P13, the EMBL macromolecular crystallography beamline at the low-emittance PETRA III ring for high- and low-energy phasing with variable beam focusing

Abstract

The macromolecular crystallography P13 beamline is part of the European Molecular Biology Laboratory Integrated Facility for Structural Biology at PETRA III (DESY, Hamburg, Germany) and has been in user operation since mid-2013. P13 is tunable across the energy range from 4 to 17.5 keV to support crystallographic data acquisition exploiting a wide range of elemental absorption edges for experimental phase determination. An adaptive Kirkpatrick-Baez focusing system provides an X-ray beam with a high photon flux and tunable focus size to adapt to diverse experimental situations. Data collections at energies as low as 4 keV (λ = 3.1 Å) are possible due to a beamline design minimizing background and maximizing photon flux particularly at low energy (up to 10¹¹ photons s^-1 at 4 keV), a custom calibration of the PILATUS 6M-F detector for use at low energies, and the availability of a helium path. At high energies, the high photon flux (5.4 × 10¹¹ photons s^-1 at 17.5 keV) combined with a large area detector mounted on a 2θ arm allows data collection to sub-atomic resolution (0.55 Å). A peak flux of about 8.0 × 10¹² photons s^-1 is reached at 11 keV. Automated sample mounting is available by means of the robotic sample changer `MARVIN' with a dewar capacity of 160 samples. In close proximity to the beamline, laboratories have been set up for sample preparation and characterization; a laboratory specifically equipped for on-site heavy atom derivatization with a library of more than 150 compounds is available to beamline users.

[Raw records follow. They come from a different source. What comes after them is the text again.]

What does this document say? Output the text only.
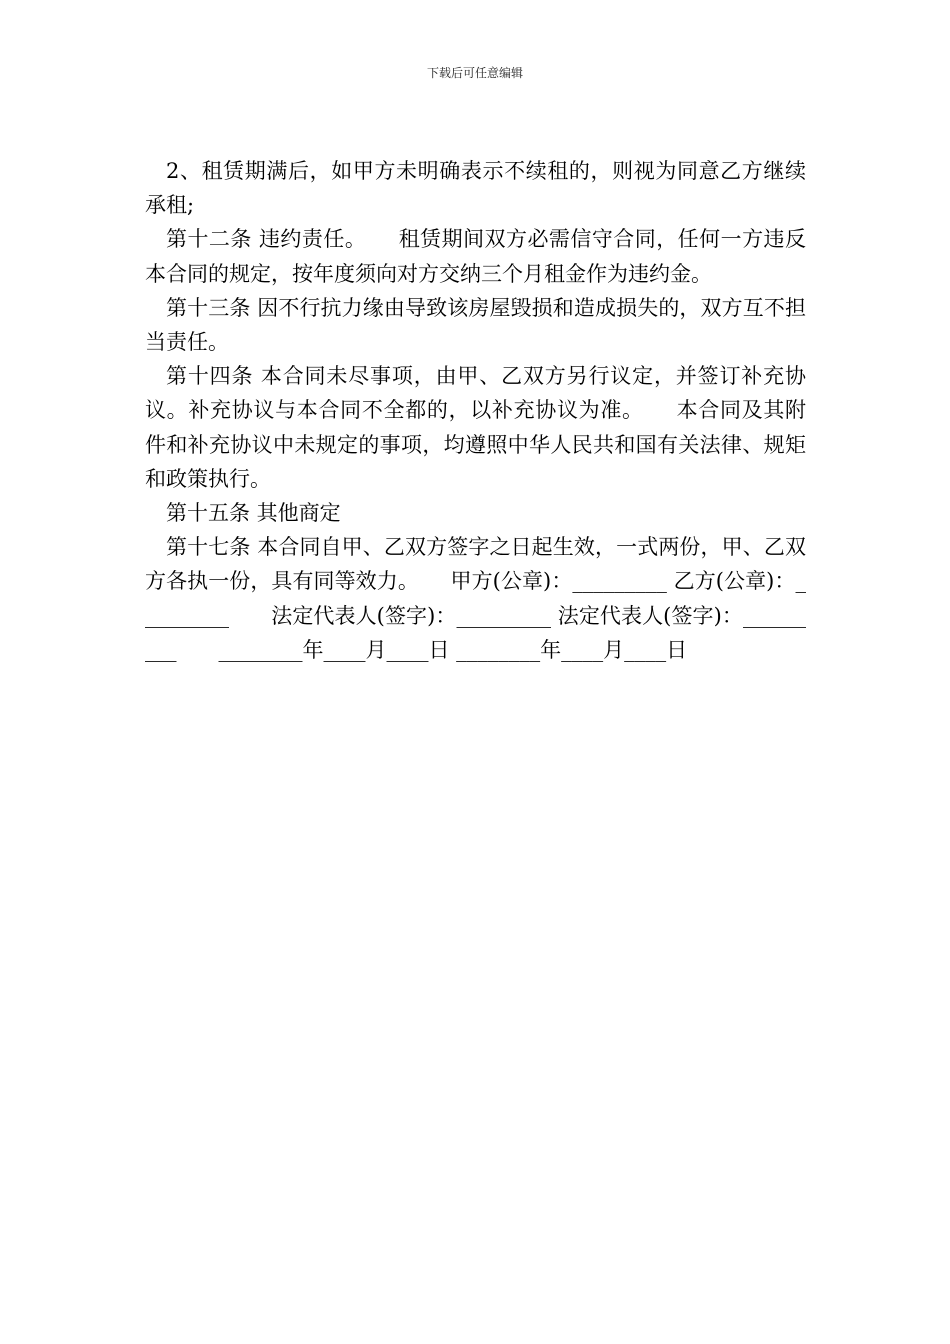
下载后可任意编辑

2、租赁期满后，如甲方未明确表示不续租的，则视为同意乙方继续承租;

第十二条 违约责任。　　租赁期间双方必需信守合同，任何一方违反本合同的规定，按年度须向对方交纳三个月租金作为违约金。

第十三条 因不行抗力缘由导致该房屋毁损和造成损失的，双方互不担当责任。

第十四条 本合同未尽事项，由甲、乙双方另行议定，并签订补充协议。补充协议与本合同不全都的，以补充协议为准。　　本合同及其附件和补充协议中未规定的事项，均遵照中华人民共和国有关法律、规矩和政策执行。

第十五条 其他商定

第十七条 本合同自甲、乙双方签字之日起生效，一式两份，甲、乙双方各执一份，具有同等效力。　　甲方(公章)：_________ 乙方(公章)：_________　　法定代表人(签字)：_________ 法定代表人(签字)：_________　　________年____月____日 ________年____月____日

Keywords: 2θ-detector arm; low-energy data collection; phasing; softer X-rays; sulfur SAD; tunability; variable beam.

Figure 1

P13 beamline. (a) Optical layout; assembly drawing of (b) the optics hutch, (c) the experimental hutch, (d) predicted flux of the 2 m U29 undulator through a 1 mm × 1 mm aperture at 40 m distance from the source at the PETRA III storage ring (DESY, Hamburg), (e) reflectivity of photon beam versus energy through the double horizontal deflecting mirror for Rh coating (black line) and uncoated silica (red line).

Figure 2

Beam size and photon flux. (a) Total photon flux as a function of energy at the sample position for fully focused beam; (b) time course of beam profile during the vertical defocusing procedure from 24 µm to 70 µm over a period of 180 s; (c) beam profile of the fully focused beam 30 µm (H) × 24 µm (V) at the sample position, determined with the built-in scintillator of MD2; (d) defocused beam of 150 µm (H) × 70 µm (V) size; (e) MD2 penta-aperture with aperture sizes indicated.

Figure 3

P13 sample environment around the MD2 goniometer with the MARVIN sample changer on the left and the BCU at the back.

Figure 4

P13 ancillary facilities. (a) Drawing of the detector table with vertical 2Θ-arm. (b) Diffraction resolution versus energy at the edge of the PILATUS 6M-F at 2Θ = 0° (full line) and at 2Θ = 25° (dashed line). (c) PILATUS 6M-F equipped with the helium cone assembly. (d) Back panel of the DECTRIS PILATUS 6M-F with the standard N₂ gas inlet highlighted, used also to vent the complete detector with helium gas. (e) Detail of the sample position with helium cone assembly on; the post-sample air gap is reduced to 30 mm at the closest sample-to-detector distance of 135 mm. (f) EMBL derivative laboratory (DLab) located about 15 m away from the beamline.

Figure 5

Diffraction images acquired at λ = 2.75 Å (4.5 keV). 1.0° rotation images with an exposure time of 1 s were collected with 3.8 × 10¹⁰ photons s⁻¹ in a beam defocused to 50 µm in diameter at 135 mm crystal-to-detector distance on a crystal of lysozyme (120 µm × 120 µm × 80 µm in size) mounted in a litho-loop (MiTeGEN, Ithaca, USA). Images were displayed with ADXV (Arvai, 2015 ▸) using identical contrast levels (−1/+10) with inverted colours. Diffraction images were taken in face-on (top) and edge-on (bottom) orientation of the mounting loop.

Figure 6

Data quality statistics for crystals of Zn-free insulin as calculated by SHELXC. (a) Anomalous signal-to-noise d′′/sig as a function of resolution. Statistics for data collected at 13 keV are shown in red, for data collected at 4 keV without and with 2Θ-offset in blue and green, respectively, for the combination of the two 4 keV data sets in black. (b) Multiplicity as a function of resolution. Colour codes are the same as in panel (a).